Ingredients
- 1 pound boneless skinless chicken breasts, cut into cubes
- 1/2 cup all-purpose flour
- 1/2 teaspoon garlic powder
- 1/2 teaspoon onion powder
- 1/4 teaspoon black pepper
- 3 tablespoons olive oil
- 1/2 cup white wine
- 1/2 cup chicken broth
- 1/2 cup heavy cream
- 2 tablespoons fresh tarragon, chopped
- 1/4 teaspoon salt
- 1/4 teaspoon ground nutmeg
- 1/2 pound fettuccine pasta
Directions
- In a medium bowl, combine the flour, garlic powder, onion powder, and black pepper. Add the cubed chicken and toss to coat.

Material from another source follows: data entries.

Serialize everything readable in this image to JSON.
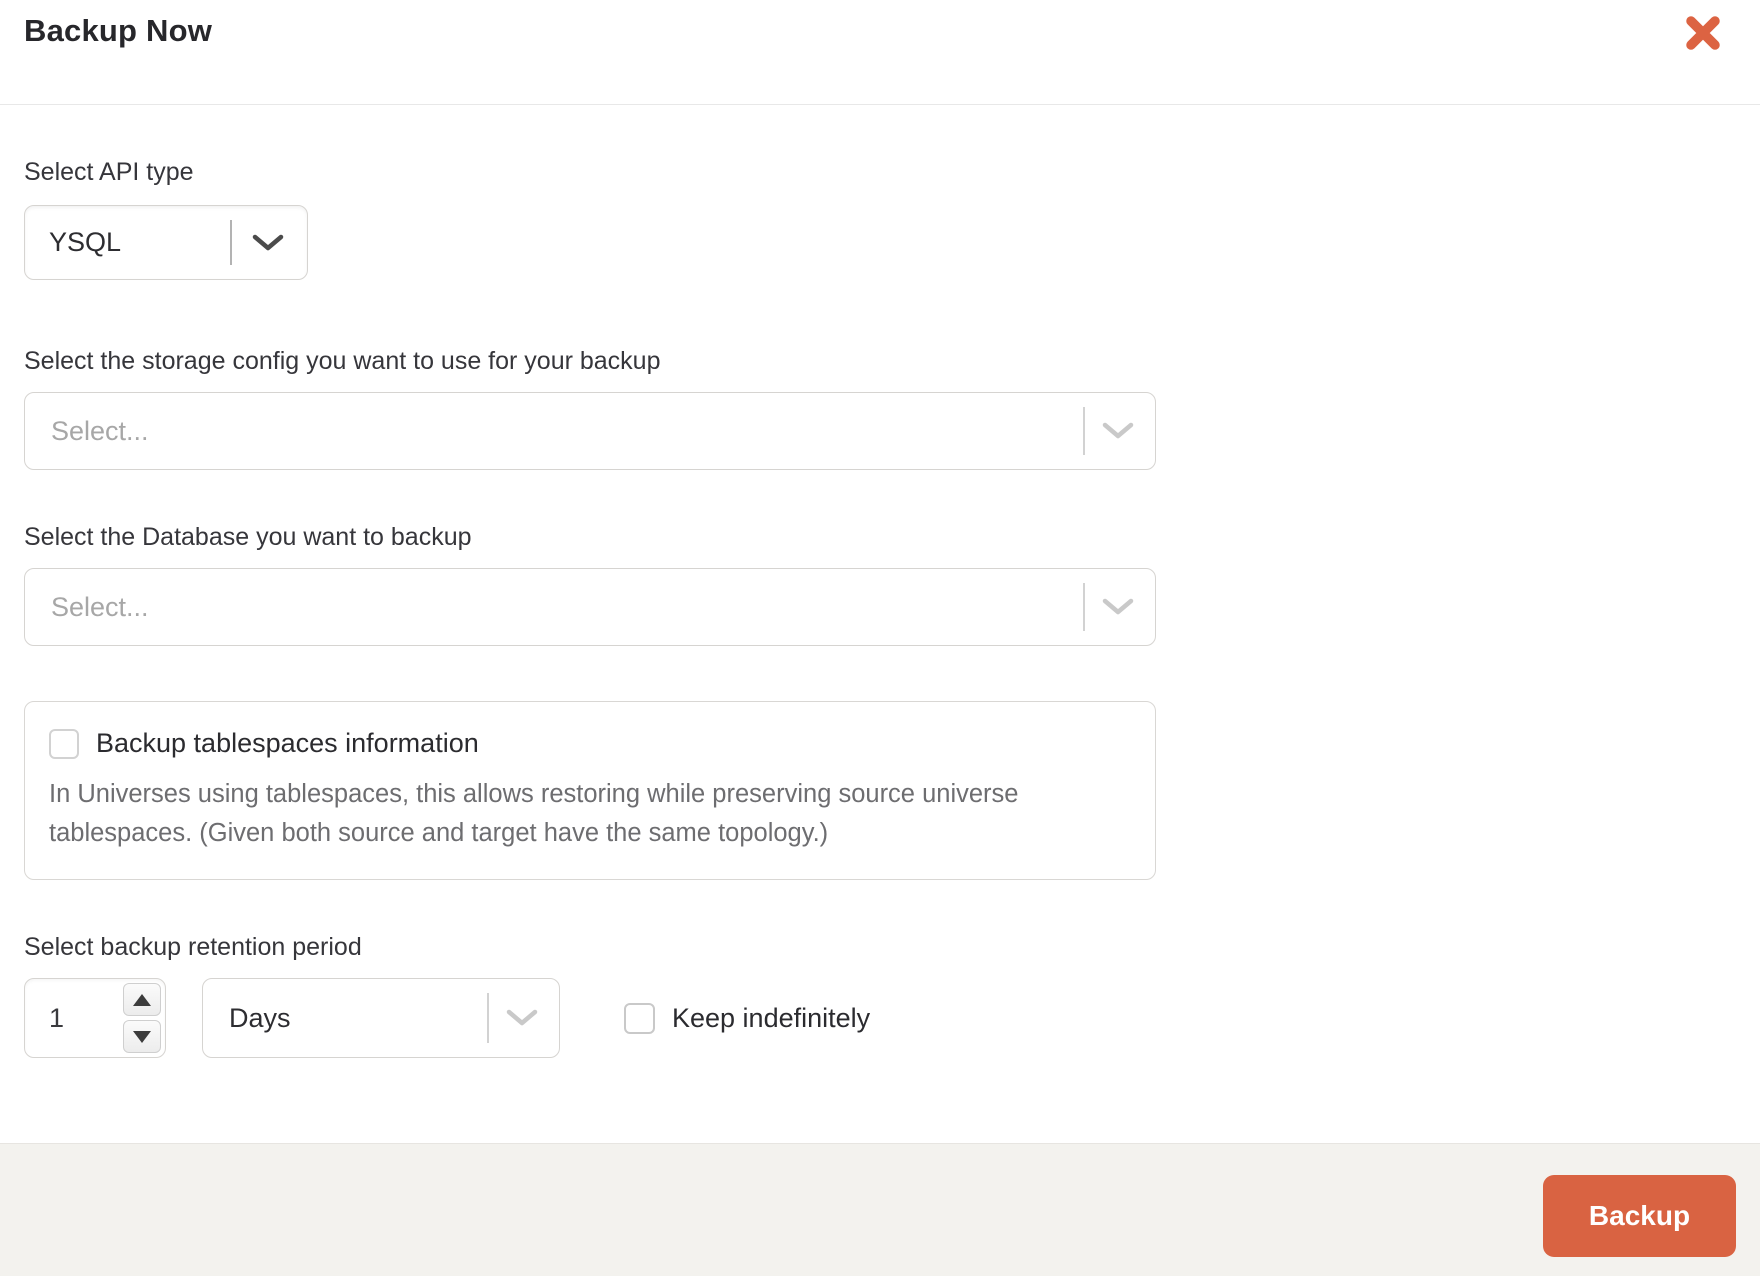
{
  "header": {
    "title": "Backup Now"
  },
  "form": {
    "api_type": {
      "label": "Select API type",
      "value": "YSQL"
    },
    "storage_config": {
      "label": "Select the storage config you want to use for your backup",
      "placeholder": "Select..."
    },
    "database": {
      "label": "Select the Database you want to backup",
      "placeholder": "Select..."
    },
    "tablespaces": {
      "label": "Backup tablespaces information",
      "checked": false,
      "description": "In Universes using tablespaces, this allows restoring while preserving source universe tablespaces. (Given both source and target have the same topology.)"
    },
    "retention": {
      "label": "Select backup retention period",
      "value": "1",
      "unit_value": "Days",
      "keep_label": "Keep indefinitely",
      "keep_checked": false
    }
  },
  "footer": {
    "backup_label": "Backup"
  },
  "icons": {
    "close": "heavy-x",
    "chevron_down": "chevron-down",
    "spin_up": "triangle-up",
    "spin_down": "triangle-down"
  },
  "colors": {
    "accent_orange": "#DC6342",
    "button_orange": "#D96342",
    "footer_bg": "#F3F2EE",
    "border_gray": "#D6D4D1",
    "placeholder_gray": "#A7A7A7"
  }
}
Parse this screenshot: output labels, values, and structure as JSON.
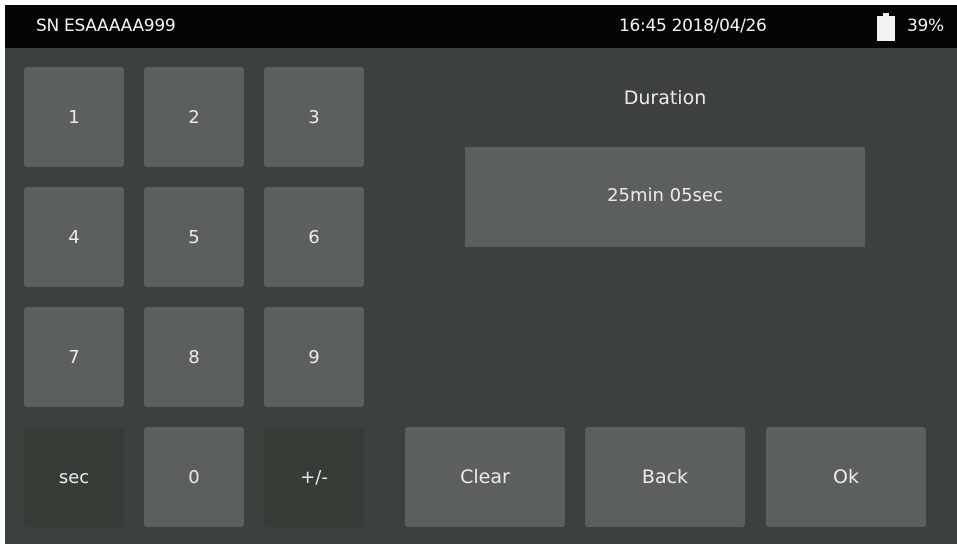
{
  "status_bar": {
    "serial": "SN ESAAAAA999",
    "datetime": "16:45 2018/04/26",
    "battery_icon": "battery-icon",
    "battery_percent": "39%"
  },
  "keypad": {
    "keys": [
      "1",
      "2",
      "3",
      "4",
      "5",
      "6",
      "7",
      "8",
      "9",
      "sec",
      "0",
      "+/-"
    ]
  },
  "field": {
    "label": "Duration",
    "value": "25min 05sec"
  },
  "actions": {
    "clear": "Clear",
    "back": "Back",
    "ok": "Ok"
  },
  "colors": {
    "background": "#3d413e",
    "status_bar": "#050505",
    "button": "#5c605d",
    "special_button": "#363d36",
    "text": "#eaeaea"
  }
}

- In a large skillet, heat the olive oil over medium-high heat. Add the chicken and cook until golden brown, about 5 minutes. Remove the chicken from the skillet and set aside.
- Add the white wine to the skillet and stir to scrape up any browned bits from the bottom of the skillet. Simmer for 2 minutes.
- Add the chicken broth, heavy cream, tarragon, salt, and nutmeg. Simmer for 5 minutes.
- Add the cooked chicken back to the skillet and simmer for an additional 5 minutes.
- Meanwhile, cook the fettuccine pasta according to package instructions.
- Drain the pasta and add to the skillet. Toss to combine.
- Serve the Chicken Tarragon Pasta hot.
Interesting Facts
- Tarragon is a herb that is commonly used in French cuisine.
- This dish is a great way to use up leftover cooked chicken.
- It can be made ahead of time and reheated for a quick and easy dinner.